強盗殺人があった時、ジェムスは従業員と一緒に殺された、という人もいましたが


「いや、生きているよ、だって昨日、ジェムスに会ったよ」


「生きているのか、従業員よりジェムスが死ねばよかったのに」


と、いう人もいます。


ヘンリー農園に来た警官たちは、ジュンが逃げたことを知ると、必要以上に追跡しました。


ジュンも一生懸命で走りましたが、警官は馬に乗り、犬を使っての追跡です。


警官も何百という人数なのです。


少年一人を捕まえるのには、あまりにも大げさに思えますが、ジュンは何と言っても、岩戸を破って逃げた豪力の悪党だ、と警官たちは思っておりますので、物々しいばかりの出立なのです。


人間には限界があります。


ジュンは疲れました。


これ以上はどうあがいてみても走れません。


コルクガシの木の根元に、腹ばいになって隠れました。


しかし、犬がワンワン吠え始めました。


「おーい、ジュンがいたぞ、犬が見つけたぞ」


ジュンの周囲を犬が囲みました。


警官たちは、やっとジュンを捕まえたと思いました。


ジュンは、諦めました。


死刑台に立っている自分を想像しました。


そして、涙を流しました。


その時です、急に空が曇り、土砂降りの雨となりました。


雷声の音も鳴り響きます。


ゴロゴロとすさまじい音です。


稲妻が走り、稲光に馬がいななき、乗っっていた警官は振り落とされました。


犬も大雨のため、嗅覚を失い吠えなくなりました。


ピストルも雨に濡れて弾が出なくなりました。


稲妻に馬が驚き暴れて逃げますので、警官たちに怪我人が続出しました。


ジュンの追跡より、自分たち事が大変になりました。


「この雨やろう、また、ジュンを逃してしまった。

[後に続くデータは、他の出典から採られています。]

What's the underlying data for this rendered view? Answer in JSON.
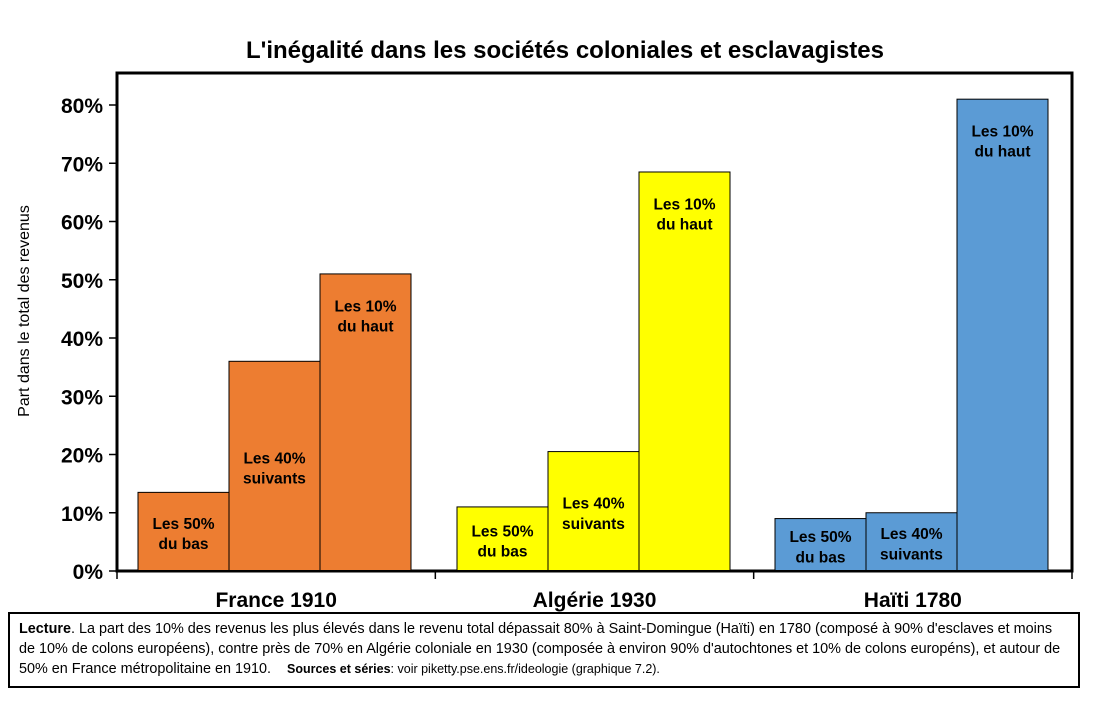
{
  "chart_data": {
    "type": "bar",
    "title": "L'inégalité dans les sociétés coloniales et esclavagistes",
    "xlabel": "",
    "ylabel": "Part dans le total des revenus",
    "ylim": [
      0,
      0.85
    ],
    "yticks": [
      0,
      0.1,
      0.2,
      0.3,
      0.4,
      0.5,
      0.6,
      0.7,
      0.8
    ],
    "ytick_labels": [
      "0%",
      "10%",
      "20%",
      "30%",
      "40%",
      "50%",
      "60%",
      "70%",
      "80%"
    ],
    "grid": false,
    "legend": "none",
    "groups": [
      {
        "name": "France 1910",
        "color": "#ED7D31",
        "bars": [
          {
            "label": [
              "Les 50%",
              "du bas"
            ],
            "value": 0.135
          },
          {
            "label": [
              "Les 40%",
              "suivants"
            ],
            "value": 0.36
          },
          {
            "label": [
              "Les 10%",
              "du haut"
            ],
            "value": 0.51
          }
        ]
      },
      {
        "name": "Algérie 1930",
        "color": "#FFFF00",
        "bars": [
          {
            "label": [
              "Les 50%",
              "du bas"
            ],
            "value": 0.11
          },
          {
            "label": [
              "Les 40%",
              "suivants"
            ],
            "value": 0.205
          },
          {
            "label": [
              "Les 10%",
              "du haut"
            ],
            "value": 0.685
          }
        ]
      },
      {
        "name": "Haïti 1780",
        "color": "#5B9BD5",
        "bars": [
          {
            "label": [
              "Les 50%",
              "du bas"
            ],
            "value": 0.09
          },
          {
            "label": [
              "Les 40%",
              "suivants"
            ],
            "value": 0.1
          },
          {
            "label": [
              "Les 10%",
              "du haut"
            ],
            "value": 0.81
          }
        ]
      }
    ]
  },
  "note": {
    "lecture_label": "Lecture",
    "lecture_text": ". La part des 10% des revenus les plus élevés dans le revenu total dépassait 80% à Saint-Domingue (Haïti) en 1780 (composé à 90% d'esclaves et moins de 10% de colons européens), contre près de 70% en Algérie coloniale en 1930 (composée à environ 90% d'autochtones et 10% de colons européns), et autour de 50% en France métropolitaine en 1910.",
    "sources_label": "Sources et séries",
    "sources_text": ": voir piketty.pse.ens.fr/ideologie (graphique 7.2)."
  }
}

やっと捕まえる事が出来たと思ったのに、悪運の強い奴だ。仕方がない。引き上げ、引き上げ!」


またしても警官たちは、ぶりぶり怒りながら帰って行きました。


ジュンは奇跡的に助かりました。


「神様ありがとうございます」


と、ジュンは心から神様に感謝しました。


土砂降りの雨に打たれながら、ジュンは、神様に感謝のお祈りをしました。